Federal judge upholds Blair Mountain Battlefield removal
CHARLESTON, W.Va. -- A federal judge on Tuesday upheld a decision to remove Blair Mountain Battlefield, the scene of the largest armed confrontation in U.S. labor history, from the National Register of Historic Places.
The decision to remove Blair Mountain, initially made by the keeper of the National Register of Historic Places in 2009, was upheld Tuesday by a judge with U.S. District Court for the District of Columbia.
More than 90 years ago -- between Aug. 25 and Sept. 2, 1921 -- more than 10,000 union coal miners fought with armed coal company guards along the Blair Mountain Ridge near the Logan-Boone county border. It ended only after federal troops intervened.

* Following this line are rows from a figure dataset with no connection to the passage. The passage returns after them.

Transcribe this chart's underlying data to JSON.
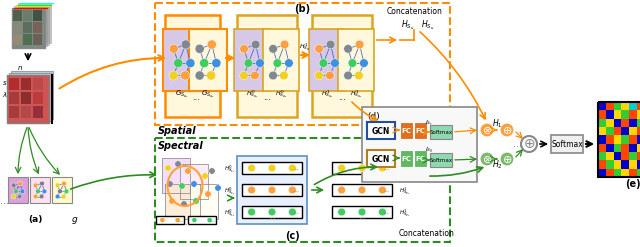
{
  "fig_width": 6.4,
  "fig_height": 2.47,
  "dpi": 100,
  "bg_color": "#ffffff",
  "orange": "#FF8C00",
  "dark_orange": "#E07000",
  "green": "#2E8B22",
  "blue": "#1E6FCC",
  "gold": "#DAA520",
  "purple_bg": "#D8C8E8",
  "yellow_bg": "#FFF8DC",
  "pink_bg": "#FFE0E8",
  "lavender_bg": "#E8D8F0",
  "node_orange": "#FFA040",
  "node_gray": "#808890",
  "node_green": "#40CD60",
  "node_blue": "#4090E0",
  "node_yellow": "#F0D020",
  "edge_blue": "#4060C0",
  "fc_orange_bg": "#E07020",
  "fc_green_bg": "#60B860",
  "softmax_bg": "#90D8B0",
  "gcn_blue_border": "#2050A0",
  "gcn_yellow_border": "#B08020",
  "labels": {
    "a": "(a)",
    "b": "(b)",
    "c": "(c)",
    "d": "(d)",
    "e": "(e)",
    "spatial": "Spatial",
    "spectral": "Spectral",
    "gcn": "GCN",
    "fc": "FC",
    "softmax": "Softmax",
    "concatenation": "Concatenation",
    "g": "g"
  },
  "hsi_map_colors": [
    [
      "#0000CC",
      "#FF4500",
      "#32CD32",
      "#FFD700",
      "#00CED1",
      "#FF4500",
      "#0000CC",
      "#FFD700",
      "#FF4500"
    ],
    [
      "#FF4500",
      "#0000CC",
      "#FFD700",
      "#32CD32",
      "#FF4500",
      "#FFD700",
      "#00CED1",
      "#0000CC",
      "#32CD32"
    ],
    [
      "#32CD32",
      "#FFD700",
      "#0000CC",
      "#FF4500",
      "#0000CC",
      "#32CD32",
      "#FF4500",
      "#FFD700",
      "#0000CC"
    ],
    [
      "#FFD700",
      "#32CD32",
      "#FF4500",
      "#0000CC",
      "#FFD700",
      "#FF4500",
      "#0000CC",
      "#32CD32",
      "#FF4500"
    ],
    [
      "#0000CC",
      "#FF4500",
      "#FFD700",
      "#32CD32",
      "#FF4500",
      "#0000CC",
      "#FFD700",
      "#FF4500",
      "#32CD32"
    ],
    [
      "#FF4500",
      "#0000CC",
      "#32CD32",
      "#FF4500",
      "#0000CC",
      "#FFD700",
      "#FF4500",
      "#0000CC",
      "#FFD700"
    ],
    [
      "#32CD32",
      "#FFD700",
      "#0000CC",
      "#FF4500",
      "#32CD32",
      "#FF4500",
      "#0000CC",
      "#32CD32",
      "#FF4500"
    ],
    [
      "#FF4500",
      "#32CD32",
      "#FFD700",
      "#0000CC",
      "#FFD700",
      "#0000CC",
      "#32CD32",
      "#FF4500",
      "#0000CC"
    ],
    [
      "#0000CC",
      "#FF4500",
      "#32CD32",
      "#FFD700",
      "#FF4500",
      "#32CD32",
      "#FFD700",
      "#0000CC",
      "#32CD32"
    ]
  ]
}
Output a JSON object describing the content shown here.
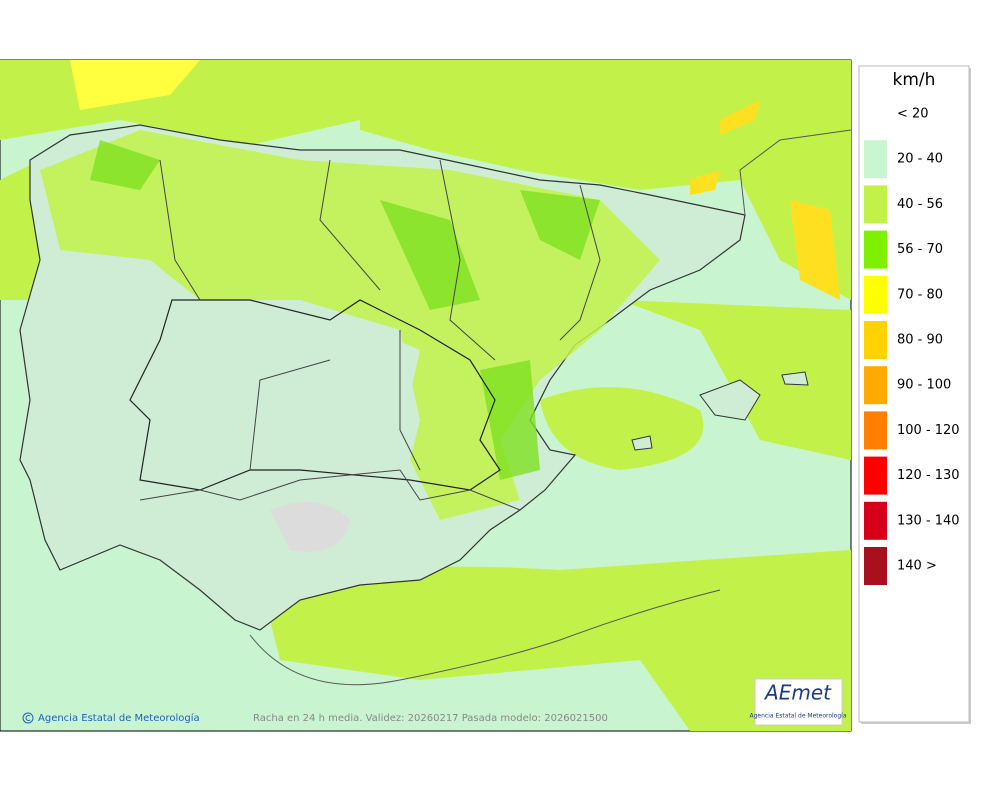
{
  "legend": {
    "title": "km/h",
    "items": [
      {
        "label": "< 20",
        "color": "#ffffff"
      },
      {
        "label": "20 - 40",
        "color": "#c8f7cf"
      },
      {
        "label": "40 - 56",
        "color": "#c2f24a"
      },
      {
        "label": "56 - 70",
        "color": "#7ef000"
      },
      {
        "label": "70 - 80",
        "color": "#ffff00"
      },
      {
        "label": "80 - 90",
        "color": "#ffd200"
      },
      {
        "label": "90 - 100",
        "color": "#ffaa00"
      },
      {
        "label": "100 - 120",
        "color": "#ff8000"
      },
      {
        "label": "120 - 130",
        "color": "#ff0000"
      },
      {
        "label": "130 - 140",
        "color": "#d7001a"
      },
      {
        "label": "140 >",
        "color": "#a8101e"
      }
    ]
  },
  "footer": {
    "credit": "Agencia Estatal de Meteorología",
    "caption": "Racha en 24 h media. Validez: 20260217 Pasada modelo: 2026021500"
  },
  "logo": {
    "name": "AEmet",
    "subtitle": "Agencia Estatal de Meteorología"
  }
}
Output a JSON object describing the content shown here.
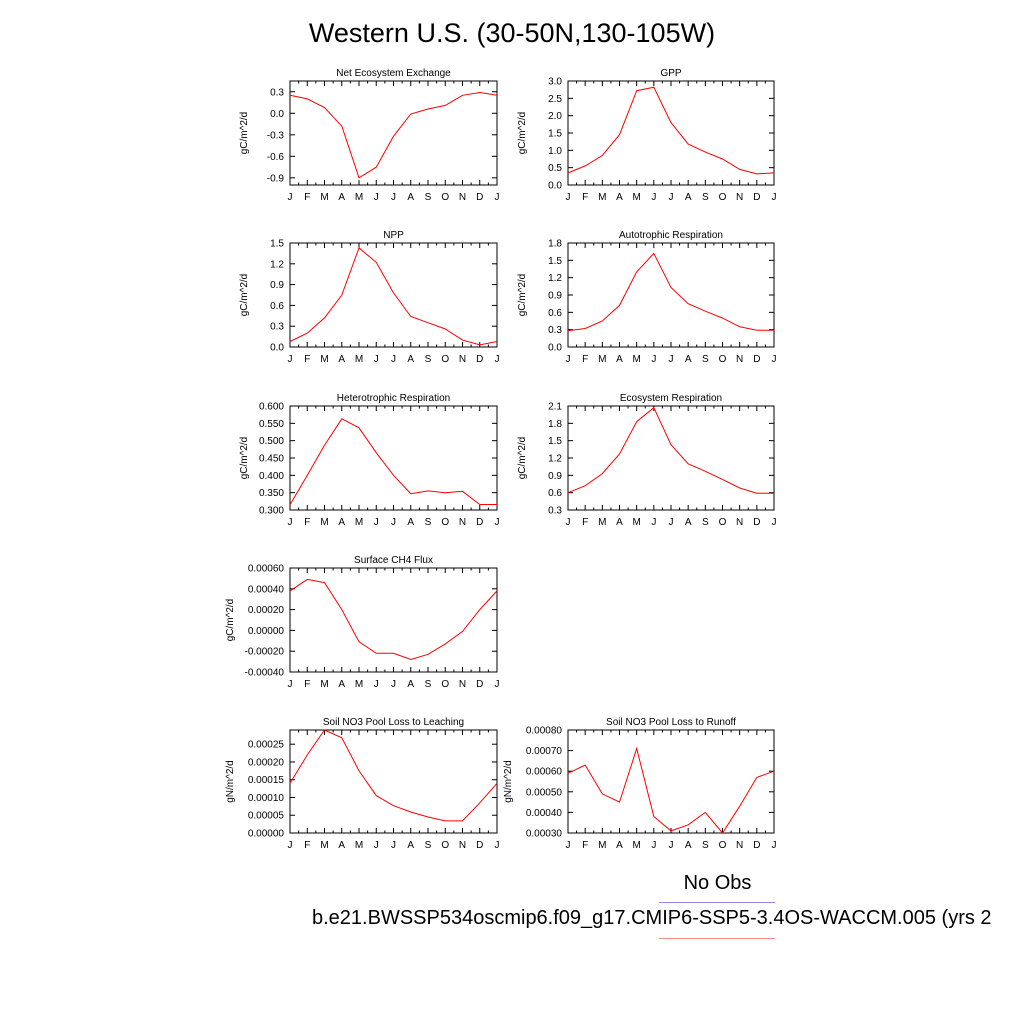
{
  "title": "Western U.S. (30-50N,130-105W)",
  "colors": {
    "model_line": "#ff0000",
    "obs_line": "#8c8cf0",
    "case_line": "#f08c8c",
    "axis": "#000000"
  },
  "legend": {
    "obs_label": "No Obs",
    "case_label": "b.e21.BWSSP534oscmip6.f09_g17.CMIP6-SSP5-3.4OS-WACCM.005 (yrs 2"
  },
  "chart_data": [
    {
      "type": "line",
      "title": "Net Ecosystem Exchange",
      "ylabel": "gC/m^2/d",
      "xlabel": "",
      "categories": [
        "J",
        "F",
        "M",
        "A",
        "M",
        "J",
        "J",
        "A",
        "S",
        "O",
        "N",
        "D",
        "J"
      ],
      "ylim": [
        -1.0,
        0.45
      ],
      "yticks": [
        0.3,
        0.0,
        -0.3,
        -0.6,
        -0.9
      ],
      "ytick_labels": [
        "0.3",
        "0.0",
        "-0.3",
        "-0.6",
        "-0.9"
      ],
      "series": [
        {
          "values": [
            0.25,
            0.2,
            0.08,
            -0.18,
            -0.9,
            -0.75,
            -0.32,
            -0.01,
            0.06,
            0.11,
            0.25,
            0.29,
            0.25
          ]
        }
      ]
    },
    {
      "type": "line",
      "title": "GPP",
      "ylabel": "gC/m^2/d",
      "xlabel": "",
      "categories": [
        "J",
        "F",
        "M",
        "A",
        "M",
        "J",
        "J",
        "A",
        "S",
        "O",
        "N",
        "D",
        "J"
      ],
      "ylim": [
        0.0,
        3.0
      ],
      "yticks": [
        3.0,
        2.5,
        2.0,
        1.5,
        1.0,
        0.5,
        0.0
      ],
      "ytick_labels": [
        "3.0",
        "2.5",
        "2.0",
        "1.5",
        "1.0",
        "0.5",
        "0.0"
      ],
      "series": [
        {
          "values": [
            0.35,
            0.55,
            0.85,
            1.45,
            2.72,
            2.82,
            1.8,
            1.18,
            0.95,
            0.75,
            0.45,
            0.32,
            0.35
          ]
        }
      ]
    },
    {
      "type": "line",
      "title": "NPP",
      "ylabel": "gC/m^2/d",
      "xlabel": "",
      "categories": [
        "J",
        "F",
        "M",
        "A",
        "M",
        "J",
        "J",
        "A",
        "S",
        "O",
        "N",
        "D",
        "J"
      ],
      "ylim": [
        0.0,
        1.5
      ],
      "yticks": [
        1.5,
        1.2,
        0.9,
        0.6,
        0.3,
        0.0
      ],
      "ytick_labels": [
        "1.5",
        "1.2",
        "0.9",
        "0.6",
        "0.3",
        "0.0"
      ],
      "series": [
        {
          "values": [
            0.08,
            0.2,
            0.42,
            0.75,
            1.43,
            1.22,
            0.78,
            0.44,
            0.35,
            0.26,
            0.1,
            0.03,
            0.08
          ]
        }
      ]
    },
    {
      "type": "line",
      "title": "Autotrophic Respiration",
      "ylabel": "gC/m^2/d",
      "xlabel": "",
      "categories": [
        "J",
        "F",
        "M",
        "A",
        "M",
        "J",
        "J",
        "A",
        "S",
        "O",
        "N",
        "D",
        "J"
      ],
      "ylim": [
        0.0,
        1.8
      ],
      "yticks": [
        1.8,
        1.5,
        1.2,
        0.9,
        0.6,
        0.3,
        0.0
      ],
      "ytick_labels": [
        "1.8",
        "1.5",
        "1.2",
        "0.9",
        "0.6",
        "0.3",
        "0.0"
      ],
      "series": [
        {
          "values": [
            0.28,
            0.32,
            0.45,
            0.72,
            1.3,
            1.62,
            1.03,
            0.75,
            0.62,
            0.5,
            0.35,
            0.29,
            0.29
          ]
        }
      ]
    },
    {
      "type": "line",
      "title": "Heterotrophic Respiration",
      "ylabel": "gC/m^2/d",
      "xlabel": "",
      "categories": [
        "J",
        "F",
        "M",
        "A",
        "M",
        "J",
        "J",
        "A",
        "S",
        "O",
        "N",
        "D",
        "J"
      ],
      "ylim": [
        0.3,
        0.6
      ],
      "yticks": [
        0.6,
        0.55,
        0.5,
        0.45,
        0.4,
        0.35,
        0.3
      ],
      "ytick_labels": [
        "0.600",
        "0.550",
        "0.500",
        "0.450",
        "0.400",
        "0.350",
        "0.300"
      ],
      "series": [
        {
          "values": [
            0.315,
            0.4,
            0.487,
            0.563,
            0.537,
            0.465,
            0.4,
            0.347,
            0.355,
            0.35,
            0.354,
            0.316,
            0.316
          ]
        }
      ]
    },
    {
      "type": "line",
      "title": "Ecosystem Respiration",
      "ylabel": "gC/m^2/d",
      "xlabel": "",
      "categories": [
        "J",
        "F",
        "M",
        "A",
        "M",
        "J",
        "J",
        "A",
        "S",
        "O",
        "N",
        "D",
        "J"
      ],
      "ylim": [
        0.3,
        2.1
      ],
      "yticks": [
        2.1,
        1.8,
        1.5,
        1.2,
        0.9,
        0.6,
        0.3
      ],
      "ytick_labels": [
        "2.1",
        "1.8",
        "1.5",
        "1.2",
        "0.9",
        "0.6",
        "0.3"
      ],
      "series": [
        {
          "values": [
            0.6,
            0.72,
            0.93,
            1.27,
            1.83,
            2.07,
            1.43,
            1.1,
            0.97,
            0.83,
            0.68,
            0.59,
            0.59
          ]
        }
      ]
    },
    {
      "type": "line",
      "title": "Surface CH4 Flux",
      "ylabel": "gC/m^2/d",
      "xlabel": "",
      "categories": [
        "J",
        "F",
        "M",
        "A",
        "M",
        "J",
        "J",
        "A",
        "S",
        "O",
        "N",
        "D",
        "J"
      ],
      "ylim": [
        -0.0004,
        0.0006
      ],
      "yticks": [
        0.0006,
        0.0004,
        0.0002,
        0.0,
        -0.0002,
        -0.0004
      ],
      "ytick_labels": [
        "0.00060",
        "0.00040",
        "0.00020",
        "0.00000",
        "-0.00020",
        "-0.00040"
      ],
      "series": [
        {
          "values": [
            0.00038,
            0.00049,
            0.00046,
            0.0002,
            -0.00011,
            -0.00022,
            -0.00022,
            -0.00028,
            -0.00023,
            -0.00013,
            -1e-05,
            0.0002,
            0.00038
          ]
        }
      ]
    },
    {
      "type": "line",
      "title": "Soil NO3 Pool Loss to Leaching",
      "ylabel": "gN/m^2/d",
      "xlabel": "",
      "categories": [
        "J",
        "F",
        "M",
        "A",
        "M",
        "J",
        "J",
        "A",
        "S",
        "O",
        "N",
        "D",
        "J"
      ],
      "ylim": [
        0.0,
        0.00029
      ],
      "yticks": [
        0.00025,
        0.0002,
        0.00015,
        0.0001,
        5e-05,
        0.0
      ],
      "ytick_labels": [
        "0.00025",
        "0.00020",
        "0.00015",
        "0.00010",
        "0.00005",
        "0.00000"
      ],
      "series": [
        {
          "values": [
            0.00014,
            0.00022,
            0.00029,
            0.000268,
            0.000175,
            0.000105,
            7.7e-05,
            5.9e-05,
            4.5e-05,
            3.4e-05,
            3.4e-05,
            8.5e-05,
            0.00014
          ]
        }
      ]
    },
    {
      "type": "line",
      "title": "Soil NO3 Pool Loss to Runoff",
      "ylabel": "gN/m^2/d",
      "xlabel": "",
      "categories": [
        "J",
        "F",
        "M",
        "A",
        "M",
        "J",
        "J",
        "A",
        "S",
        "O",
        "N",
        "D",
        "J"
      ],
      "ylim": [
        0.0003,
        0.0008
      ],
      "yticks": [
        0.0008,
        0.0007,
        0.0006,
        0.0005,
        0.0004,
        0.0003
      ],
      "ytick_labels": [
        "0.00080",
        "0.00070",
        "0.00060",
        "0.00050",
        "0.00040",
        "0.00030"
      ],
      "series": [
        {
          "values": [
            0.00059,
            0.00063,
            0.00049,
            0.00045,
            0.00071,
            0.00038,
            0.00031,
            0.00034,
            0.0004,
            0.0003,
            0.00043,
            0.00057,
            0.0006
          ]
        }
      ]
    }
  ]
}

The National Park Service added Blair Mountain to its National Register of Historic Places in March 2009. Nine months later, in December, the NPS reversed its decision after a dispute about who owns the properties on Blair Mountain.
Several labor and environmental organizations filed a lawsuit on Sept. 9, 2010, seeking to reverse the decision.
They included the Sierra Club, Ohio Valley Environmental Coalition, Friends of Blair Mountain, West Virginia Labor History Association, National Trust for Historic Preservation in the United States and the West Virginia Highlands Conservancy.
"Restoring Blair Mountain to the National Register of Historic Places would help permanently protect this important landmark from being destroyed by the same coal industry that fought against worker's rights at its summit," said Regina Hendrix with the Sierra Club's West Virginia chapter.
The ruling, issued by U.S. District Judge Reggie B. Walton, maintained that those groups have no legal standing because no coal companies have announced immediate plans to begin mining on Blair Mountain.
Hendrix said, "We believe the judge is wrong and there is a real and imminent threat of Alpha Natural Resources, Arch Coal or other companies destroying Blair Mountain.
"We will continue to watch out for, and defend, this historic site and the legacy of those who died standing up for the rights of hard working miners," she said.
Part of the legal dispute over whether to keep Blair Mountain on the National Register was whether a majority of local property owners supported the decision.
"If a majority of owners of properties within a historic district object to the property's inclusion on the National Register, 'such property shall not be included on the National Register ... until such objection is withdrawn,'" Walton wrote.
Natural Resource Partners, Arch Coal and Massey Energy, all represented by Charleston law firm Jackson Kelly, filed a petition with the keeper of the National Register to allow them to mine coal they own in the area of Blair Mountain.
Jackson Kelly lawyers said that they determined a majority of local landowners opposed designating Blair Mountain as a historic site.
At the time, the West Virginia Preservation Office stated that "it had received objections from less than half of the owners," according to Walton's ruling.
Hendrix said, "The Battle for Blair Mountain is a central event in labor history in the United States and certainly one of the best known of the many labor struggles in West Virginia. The actual site of the battle is a key part of our history and should be preserved for our children's children to visit and explore.
"After many nominations and revisions the site was finally listed on the National Historic Register in 2009, only to be unfortunately de-listed later that year in a move that puts the future of this important place at risk," Hendrix said.
According to Walton's ruling, the plaintiffs argued that surface mining would destroy important topographical features of the battlefield, such as hilltops and promontories where guns were mounted, "which define the battlefield site, as well as cultural resources that contribute to the historic significance of the site."
Walton argued that plaintiffs failed to "identify sufficient support ... for the proposition that the potential harm from surface mining is 'actual or imminent.' ... The companies in possession of the [mining] permits have thus far declined to exercise the rights afforded to them by the permits," he wrote.
The decision also notes that the ability to predict what coal companies might decide to do in the future is in large part outside of the plaintiffs' "personal knowledge."
"The likelihood that removing the property from the National Register will increase the risk of surface mining in the near future, thereby harming the Battlefield, is uncertain at best," Walton wrote.
Gordon Simmons, president of the West Virginia Labor History Association, said the group "will definitely favor an appeal of Walton's decision. It seems wrongheaded.
"I don't think there is any question in the minds of people in West Virginia, including people in the mining business, about the undisputed historical importance and significance of Blair Mountain," he said.